Patriot test for universities, after 2 flops
The country’s universities face a test of their “nationalist” credentials on Saturday after coming up short on two previous occasions in the past two-and-a-half years.
The University Grants Commission has directed all universities to observe September 29 as Surgical Strike Day to celebrate the second anniversary of the army’s cross-border raids on militant hideouts.
Two earlier government initiatives to foster “nationalism” on campuses — the diktats confined to the 45 central universities — had, however, come a cropper.
On May 2 last year, the human resource development ministry had launched the Vidya Veerta Abhiyan, asking central universities to set up walls with the portraits of the 21 Param Vir Chakra awardees to instill patriotism among students. Less than half-a-dozen universities complied, with JNU taking the lead on May 17 that year.
On February 18, 2016, a meeting of central university vice-chancellors, chaired by then HRD minister Smriti Irani, had passed a resolution to fly a national flag, weighing 35kg and hoisted 207ft high, round the clock on their campuses. None implemented it.
Sociologist Andre Beteille, who last week said the government had no authority to instruct universities on these matters, on Friday urged autonomous institutions to resist any agenda imposed on them.
“It’s a bad thing to surrender autonomy. If the universities adopt the line laid down by the government, that’s not a healthy thing. It ought to be resisted,” he told The Telegraph.
Higher education secretary R. Subrahmanyam said all the three initiatives — on the flag, wall and Surgical Strike Day — were “suggestive” and non-binding.

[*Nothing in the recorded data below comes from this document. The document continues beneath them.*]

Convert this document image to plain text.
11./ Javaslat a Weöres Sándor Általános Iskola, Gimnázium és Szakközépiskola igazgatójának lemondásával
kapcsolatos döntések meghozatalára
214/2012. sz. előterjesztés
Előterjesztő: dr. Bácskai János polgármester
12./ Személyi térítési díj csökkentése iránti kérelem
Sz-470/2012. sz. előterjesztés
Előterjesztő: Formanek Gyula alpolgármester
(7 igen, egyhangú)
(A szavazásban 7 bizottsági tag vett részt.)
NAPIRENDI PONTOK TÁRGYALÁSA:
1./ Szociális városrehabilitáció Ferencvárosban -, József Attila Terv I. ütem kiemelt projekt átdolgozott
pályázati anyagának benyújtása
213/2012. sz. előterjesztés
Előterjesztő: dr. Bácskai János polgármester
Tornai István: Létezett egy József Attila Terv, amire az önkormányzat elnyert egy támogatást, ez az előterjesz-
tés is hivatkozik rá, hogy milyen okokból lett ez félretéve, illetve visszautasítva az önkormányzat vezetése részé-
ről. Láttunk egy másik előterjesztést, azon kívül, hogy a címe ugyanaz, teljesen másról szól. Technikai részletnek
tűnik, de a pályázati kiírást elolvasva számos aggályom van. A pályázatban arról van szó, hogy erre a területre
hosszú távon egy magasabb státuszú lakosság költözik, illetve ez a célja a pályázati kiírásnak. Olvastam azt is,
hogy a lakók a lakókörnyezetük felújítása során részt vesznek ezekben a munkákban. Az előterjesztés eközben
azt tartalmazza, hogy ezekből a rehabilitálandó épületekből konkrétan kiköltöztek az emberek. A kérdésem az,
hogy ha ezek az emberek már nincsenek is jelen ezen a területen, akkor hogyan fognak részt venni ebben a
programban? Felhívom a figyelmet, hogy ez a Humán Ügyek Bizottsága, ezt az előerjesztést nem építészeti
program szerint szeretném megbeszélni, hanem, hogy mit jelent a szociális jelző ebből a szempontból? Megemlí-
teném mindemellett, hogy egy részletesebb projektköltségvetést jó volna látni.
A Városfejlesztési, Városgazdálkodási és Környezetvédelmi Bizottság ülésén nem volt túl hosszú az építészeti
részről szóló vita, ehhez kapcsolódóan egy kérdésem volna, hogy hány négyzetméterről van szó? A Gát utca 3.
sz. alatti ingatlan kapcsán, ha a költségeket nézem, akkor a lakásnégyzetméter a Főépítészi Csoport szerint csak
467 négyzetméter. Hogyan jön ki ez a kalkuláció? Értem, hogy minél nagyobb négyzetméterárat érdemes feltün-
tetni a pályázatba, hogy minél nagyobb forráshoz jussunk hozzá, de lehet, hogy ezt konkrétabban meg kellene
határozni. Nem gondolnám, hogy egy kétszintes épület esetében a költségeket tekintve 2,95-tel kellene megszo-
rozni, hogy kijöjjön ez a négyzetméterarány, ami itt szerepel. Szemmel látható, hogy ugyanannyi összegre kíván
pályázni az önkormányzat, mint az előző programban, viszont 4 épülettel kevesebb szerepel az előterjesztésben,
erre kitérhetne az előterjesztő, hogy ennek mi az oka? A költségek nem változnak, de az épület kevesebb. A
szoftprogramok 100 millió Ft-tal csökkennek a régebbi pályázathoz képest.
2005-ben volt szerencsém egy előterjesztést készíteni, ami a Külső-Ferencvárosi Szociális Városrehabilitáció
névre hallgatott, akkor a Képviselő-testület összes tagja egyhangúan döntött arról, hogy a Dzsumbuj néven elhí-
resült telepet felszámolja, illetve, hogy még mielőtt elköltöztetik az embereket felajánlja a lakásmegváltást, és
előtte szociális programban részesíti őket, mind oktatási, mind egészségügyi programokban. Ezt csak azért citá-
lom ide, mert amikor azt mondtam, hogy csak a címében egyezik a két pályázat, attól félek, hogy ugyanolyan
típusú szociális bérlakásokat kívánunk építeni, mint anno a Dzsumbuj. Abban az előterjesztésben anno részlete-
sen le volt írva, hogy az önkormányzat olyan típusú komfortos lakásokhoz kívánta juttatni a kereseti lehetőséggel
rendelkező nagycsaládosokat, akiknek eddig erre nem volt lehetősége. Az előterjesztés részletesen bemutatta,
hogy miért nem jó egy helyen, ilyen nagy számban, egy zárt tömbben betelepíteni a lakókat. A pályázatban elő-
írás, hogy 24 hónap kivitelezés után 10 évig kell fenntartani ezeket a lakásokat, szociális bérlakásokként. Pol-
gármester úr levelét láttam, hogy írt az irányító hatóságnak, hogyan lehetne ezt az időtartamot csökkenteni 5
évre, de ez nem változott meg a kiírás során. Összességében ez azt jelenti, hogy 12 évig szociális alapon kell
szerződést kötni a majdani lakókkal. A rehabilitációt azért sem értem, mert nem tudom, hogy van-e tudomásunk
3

A ministry official said that most of the central universities had sought funds to install the 35kg flags but were refused and asked to “explore finance at their level”. Eventually, they all gave the 35kg flag a miss, sticking to the smaller flags already installed on their campuses.
Subrahmanyam said “there’s nothing wrong” in giving suggestions to universities on such matters.
However, under the UGC Act, the commission’s mandate is only to provide funds to institutions and help ensure standards. The central universities, set up by acts of Parliament, are allowed to take their own decisions on everything else.
Last week, Shri Prakash Singh, a Delhi University political science teacher, had described Beteille as a “Naxal sympathiser” because of his critical views on the commission directive.
Beteille said it had become an “unfortunate tendency” among some to “give a bad name to those who disagree” with them.
A senior UGC official said the universities had been issued the instruction because the government wanted it. “We’ll come to know about the response when they upload (reports and images of) their activities on our website,” he said.
Among other events, the universities have been asked to organise campus visits by defence personnel for photo-ops with students.